Non-International Armed Conflicts and the Gaza Blockade

In Opinio Juris, Kevin Jon Heller authored an interesting article titled, “Why is Israel’s Blockade of Gaza Legal?”  The article is well thought out and addresses many of the issues facing the legality of Israel’s actions in the Mediterranean.  Heller argues that the protections provided by article 67(a) of the San Remo Manual on International Law Applicable to Armed Conflict at Sea, which apply to countries in International Armed Conflicts, do not apply to Israel.  Heller explains that because “war” is defined as a conflict between two states by the San Remo Manual, that article 67(a) does not apply, as Gaza is not an international recognized state.

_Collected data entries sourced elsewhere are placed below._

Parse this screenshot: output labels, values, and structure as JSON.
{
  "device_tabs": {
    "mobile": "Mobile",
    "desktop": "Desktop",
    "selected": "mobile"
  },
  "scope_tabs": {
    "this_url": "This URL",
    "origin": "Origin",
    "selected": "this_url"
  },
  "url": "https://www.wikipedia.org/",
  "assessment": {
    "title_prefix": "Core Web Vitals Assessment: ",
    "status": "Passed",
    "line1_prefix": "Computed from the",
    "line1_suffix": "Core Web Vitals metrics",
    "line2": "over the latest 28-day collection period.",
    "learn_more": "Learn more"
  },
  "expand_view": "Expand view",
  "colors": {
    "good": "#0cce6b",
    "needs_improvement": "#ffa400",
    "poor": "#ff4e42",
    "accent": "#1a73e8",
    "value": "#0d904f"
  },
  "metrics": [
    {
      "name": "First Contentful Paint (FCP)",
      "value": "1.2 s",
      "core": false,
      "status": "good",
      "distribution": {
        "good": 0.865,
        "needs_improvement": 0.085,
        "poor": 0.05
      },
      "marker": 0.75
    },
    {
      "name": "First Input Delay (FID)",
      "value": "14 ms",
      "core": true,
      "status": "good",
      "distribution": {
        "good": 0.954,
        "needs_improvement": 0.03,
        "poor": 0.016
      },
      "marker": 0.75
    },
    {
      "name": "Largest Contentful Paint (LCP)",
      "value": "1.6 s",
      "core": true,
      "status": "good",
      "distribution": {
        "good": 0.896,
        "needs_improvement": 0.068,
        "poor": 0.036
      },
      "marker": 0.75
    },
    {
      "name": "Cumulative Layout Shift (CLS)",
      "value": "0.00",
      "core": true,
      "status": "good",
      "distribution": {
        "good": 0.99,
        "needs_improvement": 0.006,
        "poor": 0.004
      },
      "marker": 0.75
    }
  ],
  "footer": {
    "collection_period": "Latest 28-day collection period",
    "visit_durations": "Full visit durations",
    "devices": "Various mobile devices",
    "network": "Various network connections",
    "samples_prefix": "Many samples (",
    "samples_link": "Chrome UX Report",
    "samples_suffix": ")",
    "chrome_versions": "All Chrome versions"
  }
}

Heller is totally unpretentious, and seems to be looking for a legitimate answer to the question of whether or not Israel is involved in an International Armed Conflict, and therefore able to legally blockade Gaza.   I think that Heller’s concerns are right, but that he might be looking in the wrong place for the answer.  I think it is possible that Israel is involved in a “war,” as defined in Heller’s article as an armed conflict between two states, with Iran via Hamas.  Hamas is a satellite entity of Iran, subsidized by Iran, supported militarily and politically by Iran.  Therefore, Israel can be considered at war with Iran by virtue of Iran’s proxy state in Gaza and therefore Israel has a right to blockade.